Whistleblower: UN fired me over its naming of Uyghur dissidents
‘China uses the information to put pressure on their families, to arrest their families and torture them’
A HUMAN rights lawyer has been fired by the United Nations after accusing it of giving China the names of Uyghur dissidents.
Emma Reilly, 42, who worked for the UN Office of the High Commissioner for Human Rights, had for many years complained loudly that her employer was seriously endangering the family members of dissidents in their native country.
She said that identifying the dissidents had enabled Beijing to put pressure on them not to make the trip to the UN Human Rights Council (UNHRC) in Switzerland and had led, in some cases, to arrests, torture and at least one death in detention in China.
Beijing has been accused of committing crimes against humanity and possibly genocide against the Muslim Uyghur population in the north-west region of Xinjiang.
“When people are planning to come to the Human Rights Council to challenge China about this genocide, instead of helping them, the UN passes their names to China,” Ms Reilly told LBC last year. “China uses that information to put pressure on their families, to have their family members call and tell them not to come, to arrest their families, to detain them in the camps, to torture them. I have been denouncing this since 2013.”

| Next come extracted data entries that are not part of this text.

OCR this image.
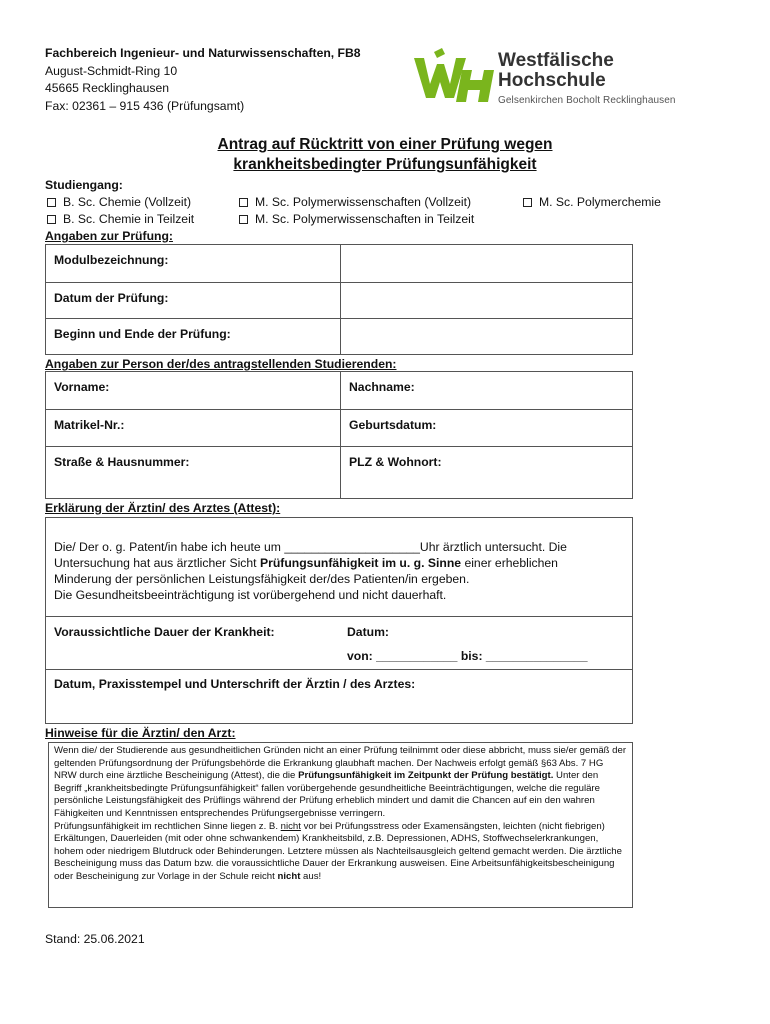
Fachbereich Ingenieur- und Naturwissenschaften, FB8
August-Schmidt-Ring 10
45665 Recklinghausen
Fax: 02361 – 915 436 (Prüfungsamt)
Westfälische
Hochschule
Gelsenkirchen Bocholt Recklinghausen
Antrag auf Rücktritt von einer Prüfung wegen
krankheitsbedingter Prüfungsunfähigkeit
Studiengang:
B. Sc. Chemie (Vollzeit)
B. Sc. Chemie in Teilzeit
M. Sc. Polymerwissenschaften (Vollzeit)
M. Sc. Polymerwissenschaften in Teilzeit
M. Sc. Polymerchemie
Angaben zur Prüfung:
Modulbezeichnung:	
Datum der Prüfung:	
Beginn und Ende der Prüfung:	
Angaben zur Person der/des antragstellenden Studierenden:
Vorname:	Nachname:
Matrikel-Nr.:	Geburtsdatum:
Straße & Hausnummer:	PLZ & Wohnort:
Erklärung der Ärztin/ des Arztes (Attest):
Die/ Der o. g. Patent/in habe ich heute um ____________________Uhr ärztlich untersucht. Die
Untersuchung hat aus ärztlicher Sicht Prüfungsunfähigkeit im u. g. Sinne einer erheblichen
Minderung der persönlichen Leistungsfähigkeit der/des Patienten/in ergeben.
Die Gesundheitsbeeinträchtigung ist vorübergehend und nicht dauerhaft.
Voraussichtliche Dauer der Krankheit:	Datum:
von: ____________ bis: _______________
Datum, Praxisstempel und Unterschrift der Ärztin / des Arztes:
Hinweise für die Ärztin/ den Arzt:
Wenn die/ der Studierende aus gesundheitlichen Gründen nicht an einer Prüfung teilnimmt oder diese abbricht, muss sie/er gemäß der geltenden Prüfungsordnung der Prüfungsbehörde die Erkrankung glaubhaft machen. Der Nachweis erfolgt gemäß §63 Abs. 7 HG NRW durch eine ärztliche Bescheinigung (Attest), die die Prüfungsunfähigkeit im Zeitpunkt der Prüfung bestätigt. Unter den Begriff „krankheitsbedingte Prüfungsunfähigkeit“ fallen vorübergehende gesundheitliche Beeinträchtigungen, welche die reguläre persönliche Leistungsfähigkeit des Prüflings während der Prüfung erheblich mindert und damit die Chancen auf ein den wahren Fähigkeiten und Kenntnissen entsprechendes Prüfungsergebnisse verringern.
Prüfungsunfähigkeit im rechtlichen Sinne liegen z. B. nicht vor bei Prüfungsstress oder Examensängsten, leichten (nicht fiebrigen) Erkältungen, Dauerleiden (mit oder ohne schwankendem) Krankheitsbild, z.B. Depressionen, ADHS, Stoffwechselerkrankungen, hohem oder niedrigem Blutdruck oder Behinderungen. Letztere müssen als Nachteilsausgleich geltend gemacht werden. Die ärztliche Bescheinigung muss das Datum bzw. die voraussichtliche Dauer der Erkrankung ausweisen. Eine Arbeitsunfähigkeitsbescheinigung oder Bescheinigung zur Vorlage in der Schule reicht nicht aus!
Stand: 25.06.2021
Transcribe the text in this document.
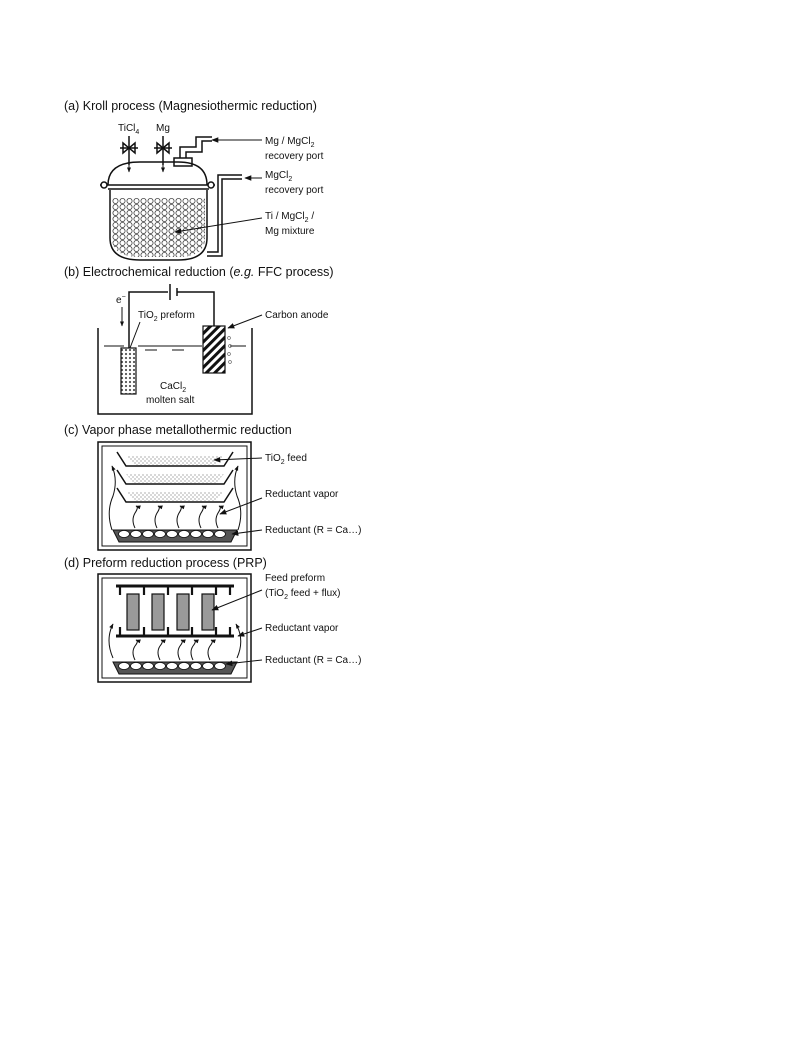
(a) Kroll process (Magnesiothermic reduction)
TiCl$_4$ Mg
Mg / MgCl$_2$
recovery port
MgCl$_2$
recovery port
Ti / MgCl$_2$ /
Mg mixture
(b) Electrochemical reduction (e.g. FFC process)
e−
TiO$_2$ preform	Carbon anode
CaCl$_2$
molten salt
(c) Vapor phase metallothermic reduction
TiO$_2$ feed
Reductant vapor
Reductant (R = Ca…)
(d) Preform reduction process (PRP)
Feed preform
(TiO$_2$ feed + flux)
Reductant vapor
Reductant (R = Ca…)
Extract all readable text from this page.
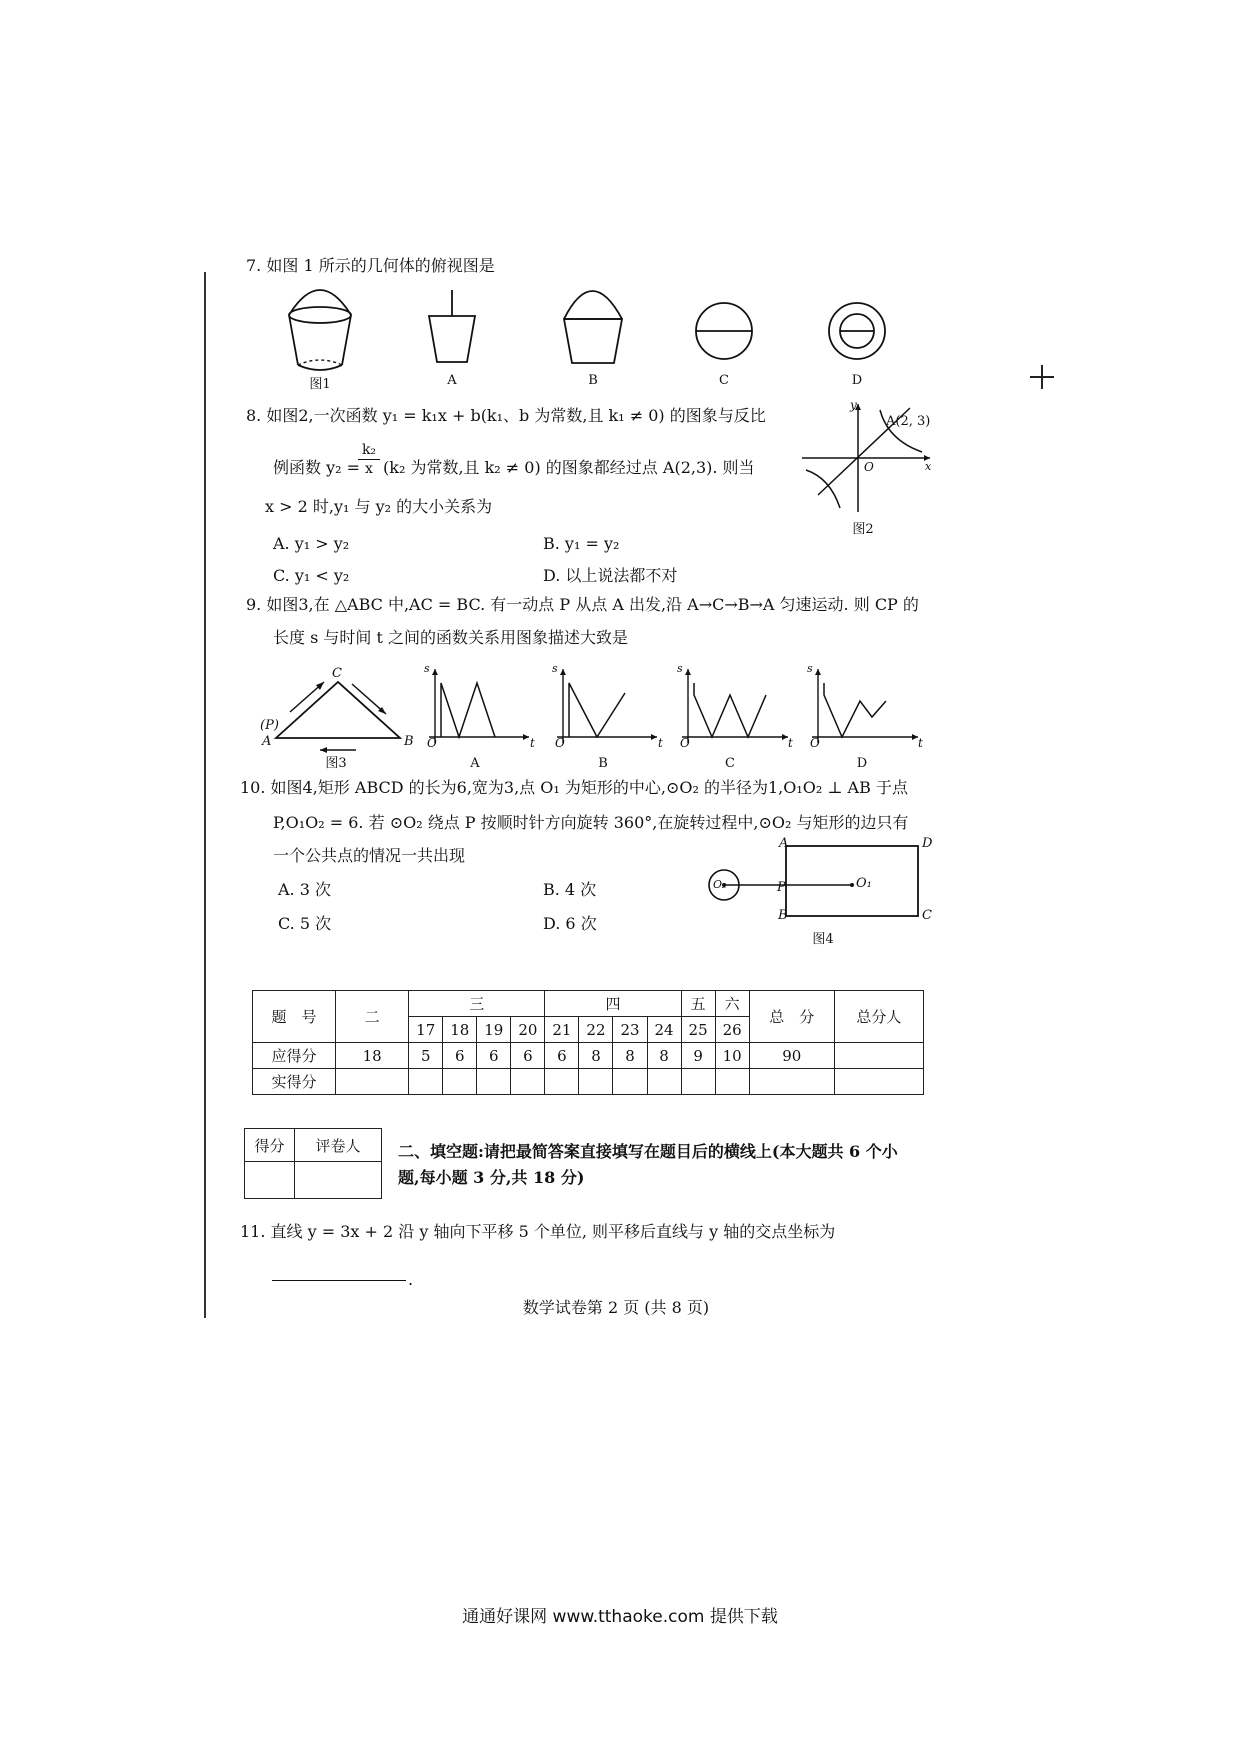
7. 如图 1 所示的几何体的俯视图是
图1	A	B	C	D
8. 如图2,一次函数 y₁ = k₁x + b(k₁、b 为常数,且 k₁ ≠ 0) 的图象与反比
例函数 y₂ =
k₂
x (k₂ 为常数,且 k₂ ≠ 0) 的图象都经过点 A(2,3). 则当
x > 2 时,y₁ 与 y₂ 的大小关系为
A. y₁ > y₂	B. y₁ = y₂
C. y₁ < y₂	D. 以上说法都不对
y
A(2, 3)
x
O
图2
9. 如图3,在 △ABC 中,AC = BC. 有一动点 P 从点 A 出发,沿 A→C→B→A 匀速运动. 则 CP 的
长度 s 与时间 t 之间的函数关系用图象描述大致是
C
(P)
A	B
图3
s
O	t
s
O	t
s
O	t
s
O	t
A	B	C	D
10. 如图4,矩形 ABCD 的长为6,宽为3,点 O₁ 为矩形的中心,⊙O₂ 的半径为1,O₁O₂ ⊥ AB 于点
P,O₁O₂ = 6. 若 ⊙O₂ 绕点 P 按顺时针方向旋转 360°,在旋转过程中,⊙O₂ 与矩形的边只有
一个公共点的情况一共出现
A. 3 次	B. 4 次
C. 5 次	D. 6 次
A	D
B	C
P	O₁
O₂
图4
题　号	二	三				四				五	六	总　分	总分人
		17	18	19	20	21	22	23	24	25	26		
应得分	18	5	6	6	6	6	8	8	8	9	10	90	
实得分													
得分	评卷人
	二、填空题:请把最简答案直接填写在题目后的横线上(本大题共 6 个小
题,每小题 3 分,共 18 分)
11. 直线 y = 3x + 2 沿 y 轴向下平移 5 个单位, 则平移后直线与 y 轴的交点坐标为
.
数学试卷第 2 页 (共 8 页)
通通好课网 www.tthaoke.com 提供下载
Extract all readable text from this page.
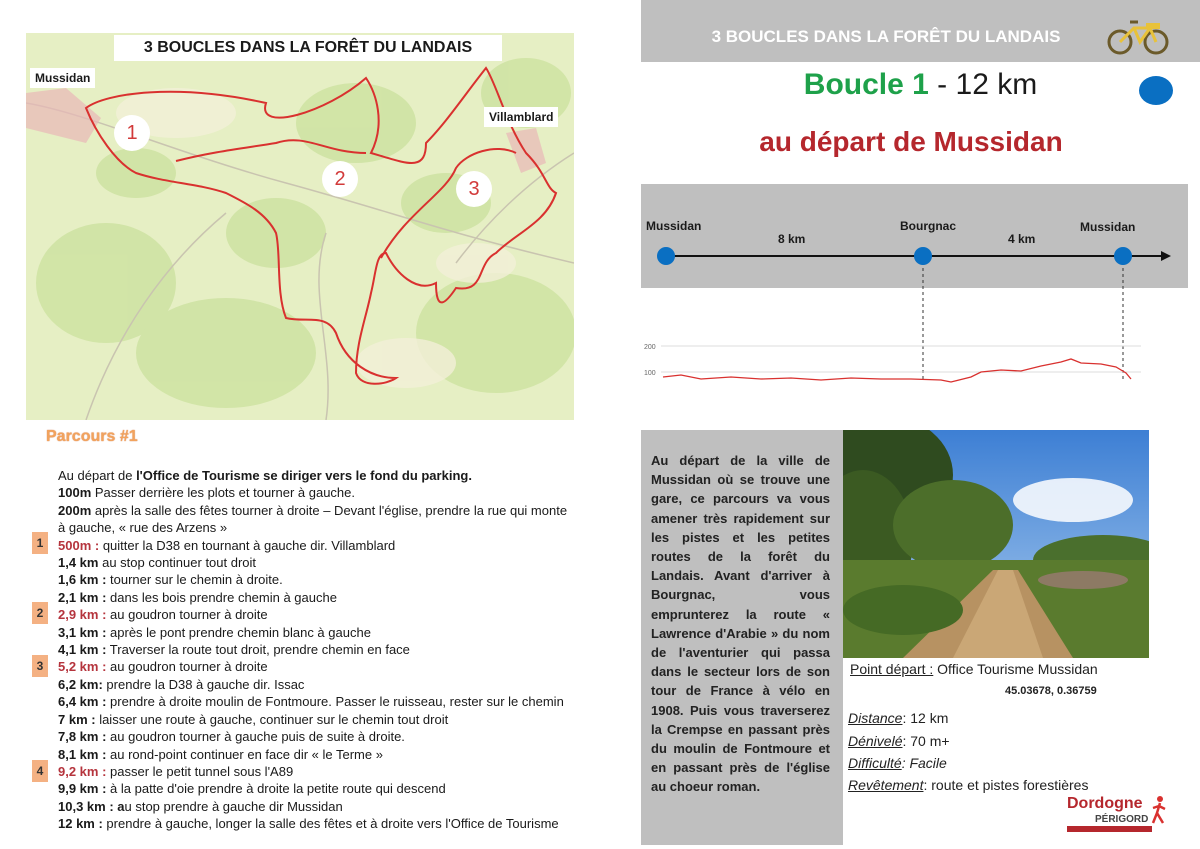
3 BOUCLES DANS LA FORÊT DU LANDAIS
Mussidan
Villamblard
1
2	3
Parcours #1
1
2
3
4
Au départ de l'Office de Tourisme se diriger vers le fond du parking.
100m Passer derrière les plots et tourner à gauche.
200m après la salle des fêtes tourner à droite – Devant l'église, prendre la rue qui monte
à gauche, « rue des Arzens »
500m : quitter la D38 en tournant à gauche dir. Villamblard
1,4 km au stop continuer tout droit
1,6 km : tourner sur le chemin à droite.
2,1 km : dans les bois prendre chemin à gauche
2,9 km : au goudron tourner à droite
3,1 km : après le pont prendre chemin blanc à gauche
4,1 km : Traverser la route tout droit, prendre chemin en face
5,2 km : au goudron tourner à droite
6,2 km: prendre la D38 à gauche dir. Issac
6,4 km : prendre à droite moulin de Fontmoure. Passer le ruisseau, rester sur le chemin
7 km : laisser une route à gauche, continuer sur le chemin tout droit
7,8 km : au goudron tourner à gauche puis de suite à droite.
8,1 km : au rond-point continuer en face dir « le Terme »
9,2 km : passer le petit tunnel sous l'A89
9,9 km : à la patte d'oie prendre à droite la petite route qui descend
10,3 km : au stop prendre à gauche dir Mussidan
12 km : prendre à gauche, longer la salle des fêtes et à droite vers l'Office de Tourisme
3 BOUCLES DANS LA FORÊT DU LANDAIS
Boucle 1 - 12 km
au départ de Mussidan
Mussidan	Bourgnac	Mussidan
8 km	4 km
200
100
Au départ de la ville de Mussidan où se trouve une gare, ce parcours va vous amener très rapidement sur les pistes et les petites routes de la forêt du Landais. Avant d'arriver à Bourgnac, vous emprunterez la route « Lawrence d'Arabie » du nom de l'aventurier qui passa dans le secteur lors de son tour de France à vélo en 1908. Puis vous traverserez la Crempse en passant près du moulin de Fontmoure et en passant près de l'église au choeur roman.
Point départ : Office Tourisme Mussidan
45.03678, 0.36759
Distance: 12 km
Dénivelé: 70 m+
Difficulté: Facile
Revêtement: route et pistes forestières
Dordogne
PÉRIGORD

Deprived of her office for the past two years, Ms Reilly took the UN to its internal employment court but to no avail.
A spokesman for Antonio Guterres, the UN secretary-general, denied that the UN was “in the business of firing whistleblowers and helping China with suppressing dissidents”. He said that Ms Reilly’s allegations “relate to a discontinued historical practice where the names of participants... were occasionally confirmed to states in limited circumstances and with care to ensure that no action of UNHRC would endanger any human rights activists”.
Ms Reilly was fired, he said, because: “All staff members are obliged to comply with staff regulations. We have exhaustively followed all the appropriate proceedings to handle the complaints filed by Ms Reilly.”
In an interview with the French newspaper Le Monde this week, Ms Reilly, who is now based in Paris, called for an independent investigation into her allegations. According to the newspaper, China asked for the names of dissidents before six human rights council sessions between March 2013 and October 2015.
Rupert Colville, the spokesman for the UN Human Rights Commissioner, told the newspaper: “We have been clear that the limited use of this practice, noted at first, ceased in 2015, namely six years ago.”
Ms Reilly has insisted that the practice has continued, at least orally. She tweeted yesterday: “I’m sorry I couldn’t stop it.”